Arturo Uslar Pietri – écrivain, Prix des lettres “ Principe de Asturias ” 1990 (Espagne),Prix international du Roman “ ROMULO GALLEGOS ” 1991 (Vénézuela)

Le théâtre, c'est pour l'homme une autre manière de vivre, une manière différente d'être et de se réaliser, de se regarder soi-même et de se remettre sans cesse en question. C'est là son immense vertu et son irremplaçable fonction. Il suffirait de jeter un regard, aussi superficiel soit-il, sur le monde grec pour s'apercevoir de ce qu'est le théâtre – ce que les Grecs entendaient par théâtre et qui n'a rien à voir avec ce que nous désignons sous ce vocable de nos jours – et de ce qu'il représentait dans leur vie. Il ne s'agissait pas simplement d'une "catharsis" potentielle apte à libérer l'esprit de ses impuretés et de ses conflits, mais d'une autre façon de se réaliser sans qu'une distinction très marquée n'apparaisse entre ce qui relèverait du théâtre et ce qui procéderait de la vie.
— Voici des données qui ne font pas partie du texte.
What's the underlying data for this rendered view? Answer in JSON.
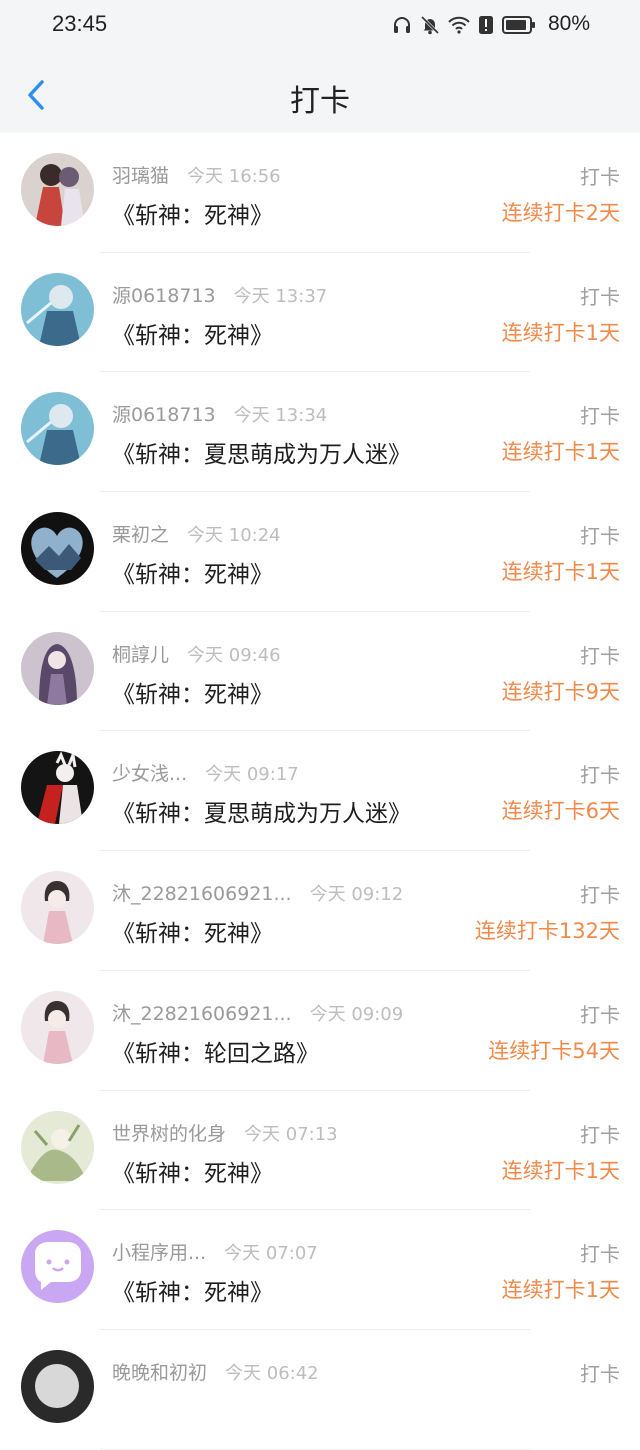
{
  "status_bar": {
    "time": "23:45",
    "battery": "80%"
  },
  "header": {
    "title": "打卡"
  },
  "items": [
    {
      "name": "羽璃猫",
      "time": "今天 16:56",
      "book": "《斩神：死神》",
      "action": "打卡",
      "streak": "连续打卡2天"
    },
    {
      "name": "源0618713",
      "time": "今天 13:37",
      "book": "《斩神：死神》",
      "action": "打卡",
      "streak": "连续打卡1天"
    },
    {
      "name": "源0618713",
      "time": "今天 13:34",
      "book": "《斩神：夏思萌成为万人迷》",
      "action": "打卡",
      "streak": "连续打卡1天"
    },
    {
      "name": "栗初之",
      "time": "今天 10:24",
      "book": "《斩神：死神》",
      "action": "打卡",
      "streak": "连续打卡1天"
    },
    {
      "name": "桐諄儿",
      "time": "今天 09:46",
      "book": "《斩神：死神》",
      "action": "打卡",
      "streak": "连续打卡9天"
    },
    {
      "name": "少女浅...",
      "time": "今天 09:17",
      "book": "《斩神：夏思萌成为万人迷》",
      "action": "打卡",
      "streak": "连续打卡6天"
    },
    {
      "name": "沐_22821606921...",
      "time": "今天 09:12",
      "book": "《斩神：死神》",
      "action": "打卡",
      "streak": "连续打卡132天"
    },
    {
      "name": "沐_22821606921...",
      "time": "今天 09:09",
      "book": "《斩神：轮回之路》",
      "action": "打卡",
      "streak": "连续打卡54天"
    },
    {
      "name": "世界树的化身",
      "time": "今天 07:13",
      "book": "《斩神：死神》",
      "action": "打卡",
      "streak": "连续打卡1天"
    },
    {
      "name": "小程序用...",
      "time": "今天 07:07",
      "book": "《斩神：死神》",
      "action": "打卡",
      "streak": "连续打卡1天"
    },
    {
      "name": "晚晚和初初",
      "time": "今天 06:42",
      "book": "",
      "action": "打卡",
      "streak": ""
    }
  ],
  "colors": {
    "accent": "#2e8ff0",
    "streak": "#f0894a"
  },
  "icons": [
    "chevron-left-icon",
    "headphones-icon",
    "bell-off-icon",
    "wifi-icon",
    "alert-icon",
    "battery-icon"
  ]
}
Les grandes heures du théâtre ont été précisément celles où il s'est apparemment converti en vie authentique et en expérience réelle. N'oublions pas que le théâtre, qui allait disparaître en Occident avec le Monde antique, resurgit, comme par magie en tant qu'élément du culte religieux. Jusqu'à la Messe qui ne soit une forme de drame liturgique. C'est ce qui fait que le théâtre paraisse intemporel, et que nous puissions aujourd'hui, au gré des circonstances, revivre le "Prométhée" d'Eschyle, le "Hamlet" de Shakespeare ou "La Vie est un Songe" de Calderon.

J'ai vécu voici longtemps l'étonnante expérience d'assister, à la comédie Française, à la transposition de "La Paix" d'Aristophane en une actualité vivante. C'était l'époque où les nuages annonciateurs de la Guerre Mondiale s'accumulaient à l'horizon, om le fascisme brandissait son poing de fer ganté, et où on vivait littéralement une veillée d'horreur indéfinie. Par la magie du Théâtre que lui seul peut susciter, ces anciennes paroles et la scène antique prenaient un tour réel et ce que disaient les comédiens n'en était pas moins la pensée de toute l'assistance en cet instant inoubliable.

Là est précisément la grandeur unique du théâtre et son incomparable aptitude à survivre, dans toutes ses potentialités par delà les distorsions et les avilissements qu'un Monde, par trop frivole, lui aura imposés. Partout dans le monde, chaque fois qu'un être authentique se confronte avec la vie, peut-être pourrait-on ressentir que le rideau se lève.